O novo poder de Patricia, agricultora do Malawi

Se o leitor passar uma noite no interior do Malawi, como eu fiz em Junho, é bem provável que veja casais deixando os campos depois de um dia de trabalho. O marido, de mãos vazias; a mulher, com o bebé às costas, toros de madeira na cabeça e, na mão, uma enxada e um punhado de espigas de milho.

Essa cena traz-me à memória duas realidades importantes na vida dos agricultores da África subsaariana: primeiro, ganhar a vida com a propriedade da família é uma tarefa extremamente árdua. Enquanto os países mais ricos beneficiam do progresso constante da tecnologia para melhorar drasticamente a produção agrícola, milhões de pessoas nos países em desenvolvimento ainda dependem de ferramentas básicas e práticas tradicionais.

E o trabalho não só é árduo, como é ainda mais exigente para as mulheres. Em muitas comunidades, culturas e tradições, o peso maior — literalmente — recai sobre elas. Além disso, enfrentam barreiras sexistas que limitam sua produtividade, dificultando ainda mais a saída da pobreza.

Essa diferença não é pequena e pode variar de 23% na Tanzânia a 66% no Níger, segundo o Banco Mundial. Para liberar o enorme potencial de crescimento agrícola do continente, é preciso entender as razões para tamanha discrepância.

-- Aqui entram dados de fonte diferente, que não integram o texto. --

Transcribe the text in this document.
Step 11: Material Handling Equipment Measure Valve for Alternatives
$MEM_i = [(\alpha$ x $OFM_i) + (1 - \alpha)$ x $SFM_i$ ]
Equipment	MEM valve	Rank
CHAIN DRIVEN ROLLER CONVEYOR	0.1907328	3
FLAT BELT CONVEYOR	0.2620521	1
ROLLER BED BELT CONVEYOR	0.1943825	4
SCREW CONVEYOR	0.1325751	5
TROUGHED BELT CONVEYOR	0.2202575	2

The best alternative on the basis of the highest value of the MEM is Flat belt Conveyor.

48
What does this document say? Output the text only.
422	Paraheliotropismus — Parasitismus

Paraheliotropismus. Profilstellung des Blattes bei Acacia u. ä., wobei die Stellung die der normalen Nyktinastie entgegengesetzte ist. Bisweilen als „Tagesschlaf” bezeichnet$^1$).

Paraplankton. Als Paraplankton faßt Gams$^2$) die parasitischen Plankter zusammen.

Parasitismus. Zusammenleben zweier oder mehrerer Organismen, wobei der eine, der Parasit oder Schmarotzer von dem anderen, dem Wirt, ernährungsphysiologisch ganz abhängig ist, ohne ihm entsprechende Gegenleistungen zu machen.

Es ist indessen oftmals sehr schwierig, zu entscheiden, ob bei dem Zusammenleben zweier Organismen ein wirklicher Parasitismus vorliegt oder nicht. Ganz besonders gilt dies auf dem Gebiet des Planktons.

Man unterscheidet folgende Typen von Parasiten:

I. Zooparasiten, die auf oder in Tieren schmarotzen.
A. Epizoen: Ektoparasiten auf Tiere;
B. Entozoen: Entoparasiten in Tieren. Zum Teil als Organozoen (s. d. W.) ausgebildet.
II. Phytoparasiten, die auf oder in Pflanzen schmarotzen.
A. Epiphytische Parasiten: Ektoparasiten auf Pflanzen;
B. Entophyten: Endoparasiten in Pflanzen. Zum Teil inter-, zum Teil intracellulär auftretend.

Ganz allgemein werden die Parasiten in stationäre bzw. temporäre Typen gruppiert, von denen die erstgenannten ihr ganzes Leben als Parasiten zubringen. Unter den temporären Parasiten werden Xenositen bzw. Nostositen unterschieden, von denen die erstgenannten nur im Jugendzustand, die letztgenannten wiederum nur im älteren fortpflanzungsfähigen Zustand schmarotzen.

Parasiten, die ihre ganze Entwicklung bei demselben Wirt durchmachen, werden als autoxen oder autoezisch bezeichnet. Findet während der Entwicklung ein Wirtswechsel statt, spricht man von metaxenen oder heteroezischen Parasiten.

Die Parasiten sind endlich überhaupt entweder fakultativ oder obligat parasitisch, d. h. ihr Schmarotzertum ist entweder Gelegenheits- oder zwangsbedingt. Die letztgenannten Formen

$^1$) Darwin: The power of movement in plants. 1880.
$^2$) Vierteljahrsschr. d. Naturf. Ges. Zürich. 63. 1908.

As normas sociais enraizadas, que marginalizam as mulheres e limitam sua participação económica, são um tremendo obstáculo. Embora variem de país para país, podem incluir problemas como acesso limitado a treino e informações agrícolas, leis discriminatórias que regem o direito de propriedade e poder limitado de decisão, muitas vezes dentro da própria casa.

Outro desafio é o facto de a agricultura ser um processo extremamente laborioso na região subsaariana, onde as mulheres enfrentam obstáculos machistas que as impedem de realizá-lo adequadamente. As africanas têm tempo restrito de trabalho porque, como em muitas outras partes do mundo, também têm que cozinhar, limpar e cuidar das crianças. Contratar mão-de-obra extra custa dinheiro, mas para as produtoras rurais dessas comunidades representam outro problema: o respeito pela autoridade feminina é limitado, ou seja, os ajudantes certamente não trabalharão com tanto empenho para as mulheres como para os homens.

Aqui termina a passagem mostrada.